In South Carolina, there were 414 fatalities at the hand of speed-related crashes in 2018. So far in 2019, there have been 240, which will hopefully continue to trend downward.


Speeding is the most common traffic-law violation – outnumber all other traffic violations combined. In 2017, speeding killed 9,717 people in the U.S., accounting for more than a quarter of all traffic fatalities, which is down from accounting for one-third of all fatalities in the past 20 years.


Speeding results in a high number of fatal crashes because there is less time to react or distance to use to respond to danger ahead. Our reaction times – about 1 second for most motorists – don’t speed up just because we are driving faster.


Most motorists speed to get somewhere quicker or because they’re running late, however AAA finds that speeding will barely reduce your travel time and is nowhere near worth the risks. AAA breaks down how much time it takes to make a 30-mile trip at different speeds:

  • 55 miles per hour = 32.7 minutes
  • 65 miles per hour = 27.7 minutes (5 minutes saved)
  • 75 miles per hour = 24 minutes (8.7 minutes saved)
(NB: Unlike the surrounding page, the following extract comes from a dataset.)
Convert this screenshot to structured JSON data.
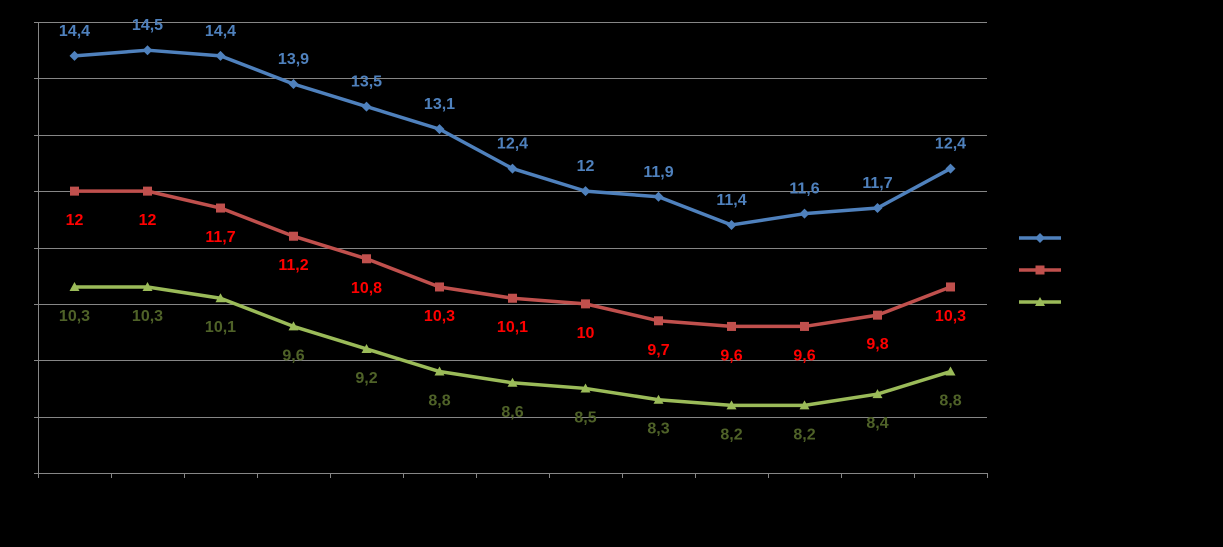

So, if you drive 20 miles per hour over the speed limit the entire time of your 30 mile trip, you will only save yourself 8.7 minutes, but you will have put your life and the lives of everyone else on the road in danger the entire way. And this is if you travel at a consistent speed, with no traffic or signals. The average time saved on a 5-mile trip, driving 65 on a 45 mph posted road is only 1.9 minutes.


Tips to avoid a driver that is speeding:

  • If you are in the left lane and someone wants to pass, move over and let them by.
  • Give speeding drivers plenty of space. Speeding drivers may lose control of their vehicle more easily.
  • Adjust your driving accordingly. Speeding is tied to aggressive driving. If a speeding driver is tailgating you or trying to engage you in risky driving, use judgment to safely steer your vehicle out of the way.
  • Call the police if you believe a driver is following you or harassing you.